A Justiça de Alagoas condenou um homem de 44 anos a 9 anos e 4 meses de reclusão, em regime inicial fechado, pelo crime de estupro de vulnerável praticado contra uma adolescente de 13 anos. A sentença foi proferida pelo juiz Anderson Passos, titular da 1ª Vara da Comarca de Arapiraca - Infância, Juventude e Crime Praticado Contra Criança e Adolescente.

De acordo com os autos, o crime ocorreu no dia 29 de outubro de 2023, em Arapiraca. O acusado teria beijado a vítima à força durante uma festa em sua própria casa.

A adolescente relatou que estava no local acompanhada da mãe.
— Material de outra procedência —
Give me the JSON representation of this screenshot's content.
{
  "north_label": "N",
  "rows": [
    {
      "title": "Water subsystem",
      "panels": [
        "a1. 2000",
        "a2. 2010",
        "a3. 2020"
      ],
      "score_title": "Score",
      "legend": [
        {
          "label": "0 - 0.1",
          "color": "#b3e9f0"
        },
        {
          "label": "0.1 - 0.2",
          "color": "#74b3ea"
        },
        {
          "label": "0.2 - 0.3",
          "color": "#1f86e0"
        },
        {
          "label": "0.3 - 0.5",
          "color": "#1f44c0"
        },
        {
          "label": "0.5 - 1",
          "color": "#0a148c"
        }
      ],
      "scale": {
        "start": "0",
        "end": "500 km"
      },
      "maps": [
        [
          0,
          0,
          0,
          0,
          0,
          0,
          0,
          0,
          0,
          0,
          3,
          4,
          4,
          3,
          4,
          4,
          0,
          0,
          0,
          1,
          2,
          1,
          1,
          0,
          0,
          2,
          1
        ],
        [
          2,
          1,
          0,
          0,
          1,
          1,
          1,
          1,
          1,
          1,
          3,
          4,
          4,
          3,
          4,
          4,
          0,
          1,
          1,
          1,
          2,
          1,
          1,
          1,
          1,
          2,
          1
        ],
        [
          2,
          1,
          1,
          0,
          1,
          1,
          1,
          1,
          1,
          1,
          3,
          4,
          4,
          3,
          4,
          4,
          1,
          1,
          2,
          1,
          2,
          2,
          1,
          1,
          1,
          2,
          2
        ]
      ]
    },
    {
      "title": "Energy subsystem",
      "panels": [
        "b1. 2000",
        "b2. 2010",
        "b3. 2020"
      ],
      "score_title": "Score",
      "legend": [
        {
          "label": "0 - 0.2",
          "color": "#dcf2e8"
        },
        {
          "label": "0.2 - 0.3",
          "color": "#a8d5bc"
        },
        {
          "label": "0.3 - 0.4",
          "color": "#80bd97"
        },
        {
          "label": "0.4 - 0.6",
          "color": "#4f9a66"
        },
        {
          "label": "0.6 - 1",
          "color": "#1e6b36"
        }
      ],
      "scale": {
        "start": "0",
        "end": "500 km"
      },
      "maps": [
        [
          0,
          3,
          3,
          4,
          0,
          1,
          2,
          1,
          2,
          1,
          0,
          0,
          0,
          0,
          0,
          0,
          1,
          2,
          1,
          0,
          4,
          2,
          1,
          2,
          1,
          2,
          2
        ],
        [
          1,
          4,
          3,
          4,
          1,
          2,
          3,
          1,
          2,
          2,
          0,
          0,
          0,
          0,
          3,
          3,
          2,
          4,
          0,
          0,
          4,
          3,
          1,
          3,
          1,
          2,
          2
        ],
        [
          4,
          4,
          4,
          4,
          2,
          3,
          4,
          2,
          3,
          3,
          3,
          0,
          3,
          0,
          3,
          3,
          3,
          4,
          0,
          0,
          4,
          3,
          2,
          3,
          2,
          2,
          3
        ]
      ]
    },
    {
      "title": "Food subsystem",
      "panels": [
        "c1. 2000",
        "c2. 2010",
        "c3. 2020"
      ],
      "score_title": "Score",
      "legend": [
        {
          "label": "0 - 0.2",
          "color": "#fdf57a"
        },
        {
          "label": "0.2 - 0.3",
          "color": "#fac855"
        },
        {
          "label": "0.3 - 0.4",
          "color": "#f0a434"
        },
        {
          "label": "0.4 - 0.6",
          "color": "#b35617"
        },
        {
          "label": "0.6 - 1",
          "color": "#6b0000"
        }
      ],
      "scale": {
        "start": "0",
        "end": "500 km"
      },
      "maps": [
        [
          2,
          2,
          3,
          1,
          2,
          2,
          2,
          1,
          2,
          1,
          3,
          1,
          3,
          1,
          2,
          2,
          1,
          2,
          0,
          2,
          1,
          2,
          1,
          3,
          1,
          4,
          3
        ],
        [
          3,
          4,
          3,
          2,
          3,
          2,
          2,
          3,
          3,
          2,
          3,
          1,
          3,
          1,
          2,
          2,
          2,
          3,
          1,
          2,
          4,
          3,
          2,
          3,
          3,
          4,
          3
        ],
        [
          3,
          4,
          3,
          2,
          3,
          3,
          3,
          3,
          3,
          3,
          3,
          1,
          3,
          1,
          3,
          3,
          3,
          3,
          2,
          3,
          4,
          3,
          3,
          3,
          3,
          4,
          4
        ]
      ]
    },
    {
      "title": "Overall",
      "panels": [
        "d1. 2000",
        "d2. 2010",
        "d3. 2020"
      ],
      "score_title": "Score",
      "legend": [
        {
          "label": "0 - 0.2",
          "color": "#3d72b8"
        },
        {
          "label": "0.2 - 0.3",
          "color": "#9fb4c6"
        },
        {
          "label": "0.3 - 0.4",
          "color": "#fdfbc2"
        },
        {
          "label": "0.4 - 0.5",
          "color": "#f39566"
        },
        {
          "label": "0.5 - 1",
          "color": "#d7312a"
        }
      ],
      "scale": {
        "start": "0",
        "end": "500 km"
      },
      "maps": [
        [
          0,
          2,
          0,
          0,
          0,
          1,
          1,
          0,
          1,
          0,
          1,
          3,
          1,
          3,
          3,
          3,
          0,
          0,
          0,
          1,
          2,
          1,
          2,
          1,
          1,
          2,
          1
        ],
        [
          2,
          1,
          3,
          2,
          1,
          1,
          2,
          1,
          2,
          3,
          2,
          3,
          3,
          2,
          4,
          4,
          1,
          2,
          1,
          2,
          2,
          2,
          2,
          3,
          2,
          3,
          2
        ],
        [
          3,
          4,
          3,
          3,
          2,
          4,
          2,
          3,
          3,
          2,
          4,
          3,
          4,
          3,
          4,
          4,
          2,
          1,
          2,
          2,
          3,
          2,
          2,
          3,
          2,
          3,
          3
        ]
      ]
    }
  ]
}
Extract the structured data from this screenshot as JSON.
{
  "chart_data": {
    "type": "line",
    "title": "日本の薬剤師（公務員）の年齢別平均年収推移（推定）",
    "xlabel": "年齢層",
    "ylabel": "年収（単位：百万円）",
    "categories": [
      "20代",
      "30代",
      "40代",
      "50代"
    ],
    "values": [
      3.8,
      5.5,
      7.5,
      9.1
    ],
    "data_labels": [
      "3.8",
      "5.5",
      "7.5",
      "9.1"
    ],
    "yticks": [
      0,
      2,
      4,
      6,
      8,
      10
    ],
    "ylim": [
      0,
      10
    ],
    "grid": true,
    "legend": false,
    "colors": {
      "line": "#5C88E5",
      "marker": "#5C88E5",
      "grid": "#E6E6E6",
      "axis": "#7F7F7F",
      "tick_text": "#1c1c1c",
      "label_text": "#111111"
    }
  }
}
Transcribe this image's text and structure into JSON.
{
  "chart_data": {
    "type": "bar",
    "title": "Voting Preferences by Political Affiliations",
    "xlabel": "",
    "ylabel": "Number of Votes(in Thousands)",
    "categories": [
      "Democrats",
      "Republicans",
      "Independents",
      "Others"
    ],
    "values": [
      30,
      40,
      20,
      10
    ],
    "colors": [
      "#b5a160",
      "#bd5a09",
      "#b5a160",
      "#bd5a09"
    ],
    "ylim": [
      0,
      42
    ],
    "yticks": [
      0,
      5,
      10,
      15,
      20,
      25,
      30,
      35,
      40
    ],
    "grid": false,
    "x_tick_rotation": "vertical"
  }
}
Em determinado momento, o homem aproveitou que estavam afastados das outras pessoas e a beijou à força enquanto ela estava deitada em um sofá.

O que diz a lei: ato libidinoso configura estupro

Na decisão, o juiz Anderson Passos destacou um ponto fundamental da legislação brasileira: para a configuração do crime de estupro de vulnerável quando a vítima tem menos de 14 anos, não é necessária a prática de atos invasivos ou de conjunção carnal.

"Para a consumação do crime de estupro de vulnerável, basta a prática de ato libidinoso diverso da conjunção carnal, sendo suficiente a conduta de beijar a vítima de maneira lasciva ou a prática de qualquer ato de libidinagem ofensivo à dignidade sexual de menor de 14 anos, o que se evidenciou na espécie" , destacou o magistrado.

Isso significa que, pela lei brasileira, qualquer ato praticado com intenção sexual contra menor de 14 anos é considerado estupro de vulnerável, independentemente de ter havido violência explícita, resistência da vítima ou penetração. A vulnerabilidade da criança é presumida, e o consentimento é juridicamente irrelevante.

A pena e os próximos passos

O acusado foi condenado a 9 anos e 4 meses de reclusão, em regime inicial fechado. No entanto, ele poderá recorrer da sentença em liberdade até o trânsito em julgado da decisão – ou seja, até que se esgotem todos os recursos possíveis.

A pena segue o que prevê o artigo 217-A do Código Penal (estupro de vulnerável), que estabelece reclusão de 8 a 15 anos para quem praticar conjunção carnal ou ato libidinoso com menor de 14 anos.

O que é estupro de vulnerável

O crime de estupro de vulnerável está previsto no artigo 217-A do Código Penal Brasileiro e se caracteriza por:

  • Ter conjunção carnal ou praticar qualquer ato libidinoso com menor de 14 anos
  • Ter conjunção carnal ou praticar qualquer ato libidinoso com pessoa que, por enfermidade ou deficiência mental, não tem o necessário discernimento para a prática do ato
  • Ter conjunção carnal ou praticar qualquer ato libidinoso com pessoa que, por qualquer outra causa, não pode oferecer resistência

A pena prevista é de 8 a 15 anos de reclusão. Quando o crime é cometido por alguém que tem relação de autoridade ou confiança com a vítima – como um familiar, professor ou, neste caso, um conhecido da família – a pena pode ser aumentada.

A lei não exige que tenha havido violência ou ameaça explícita. A vulnerabilidade da vítima é presumida devido à idade.